Quali dati personali richiede Roger e l’app è sicura?

Come molte applicazioni che offrono servizi personalizzati, Roger potrebbe richiedere dati come indirizzo e-mail, numero di telefono, posizione o informazioni necessarie per creare e gestire un account. Durante la configurazione è opportuno concedere soltanto i permessi indispensabili e leggere l’informativa sulla privacy. Per maggiore sicurezza, consiglio di usare una password robusta, mantenere l’app aggiornata e scaricarla esclusivamente dagli store ufficiali.

Cosa posso fare se Roger non funziona o non riesco ad accedere?

In caso di problemi, conviene innanzitutto controllare la connessione internet, aggiornare Roger all’ultima versione e riavviare l’applicazione.
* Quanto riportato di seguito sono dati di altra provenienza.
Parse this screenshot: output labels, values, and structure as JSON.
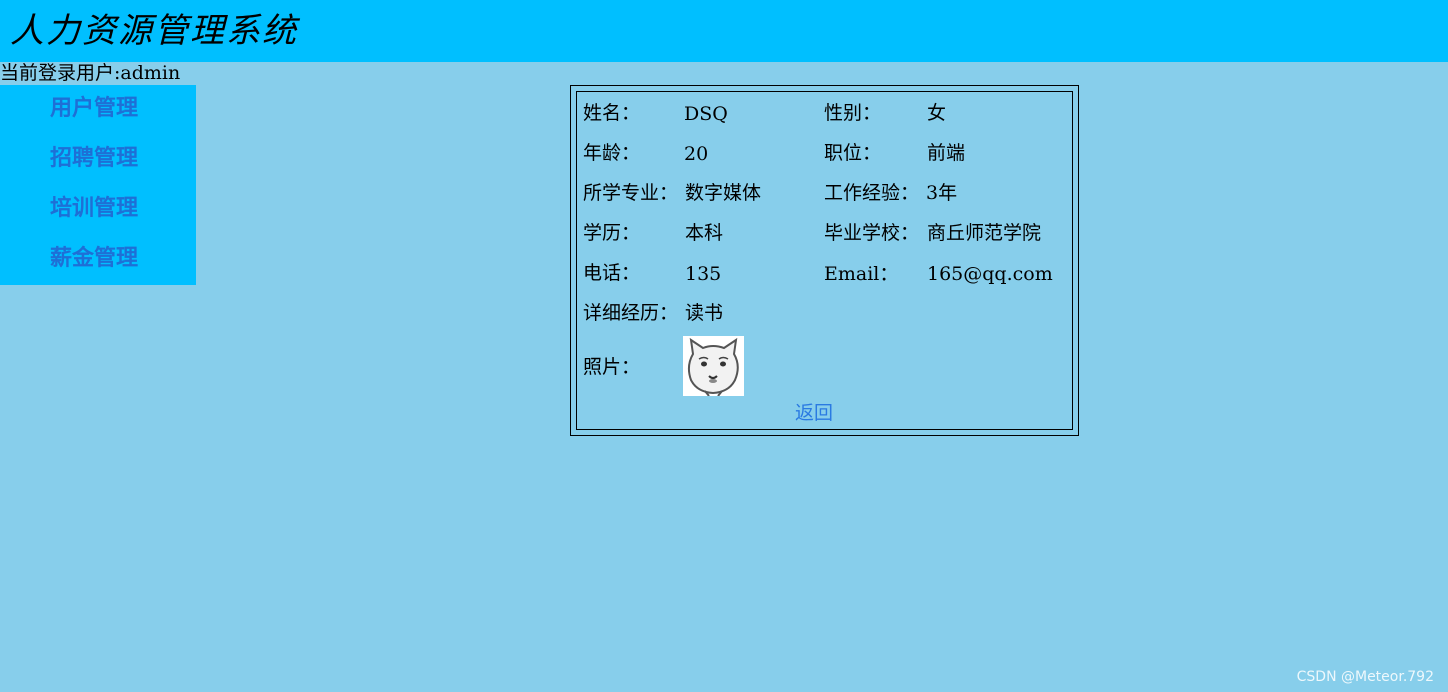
{
  "header": {
    "title": "人力资源管理系统"
  },
  "login": {
    "text": "当前登录用户:admin"
  },
  "sidebar": {
    "items": [
      {
        "label": "用户管理"
      },
      {
        "label": "招聘管理"
      },
      {
        "label": "培训管理"
      },
      {
        "label": "薪金管理"
      }
    ]
  },
  "detail": {
    "name_label": "姓名：",
    "name_value": "DSQ",
    "gender_label": "性别：",
    "gender_value": "女",
    "age_label": "年龄：",
    "age_value": "20",
    "position_label": "职位：",
    "position_value": "前端",
    "major_label": "所学专业：",
    "major_value": "数字媒体",
    "experience_label": "工作经验：",
    "experience_value": "3年",
    "education_label": "学历：",
    "education_value": "本科",
    "school_label": "毕业学校：",
    "school_value": "商丘师范学院",
    "phone_label": "电话：",
    "phone_value": "135",
    "email_label": "Email：",
    "email_value": "165@qq.com",
    "history_label": "详细经历：",
    "history_value": "读书",
    "photo_label": "照片：",
    "return_label": "返回"
  },
  "watermark": "CSDN @Meteor.792",
  "colors": {
    "header_bg": "#00bfff",
    "page_bg": "#87ceeb",
    "sidebar_bg": "#00bfff",
    "nav_text": "#1e6fd6",
    "link": "#2a7ae2"
  }
}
Se il problema riguarda l’accesso, è possibile utilizzare la procedura di recupero delle credenziali, verificando anche la cartella della posta indesiderata. Quando il malfunzionamento persiste, la soluzione migliore è consultare la sezione di assistenza ufficiale e fornire dettagli come modello dello smartphone, versione del sistema e descrizione dell’errore.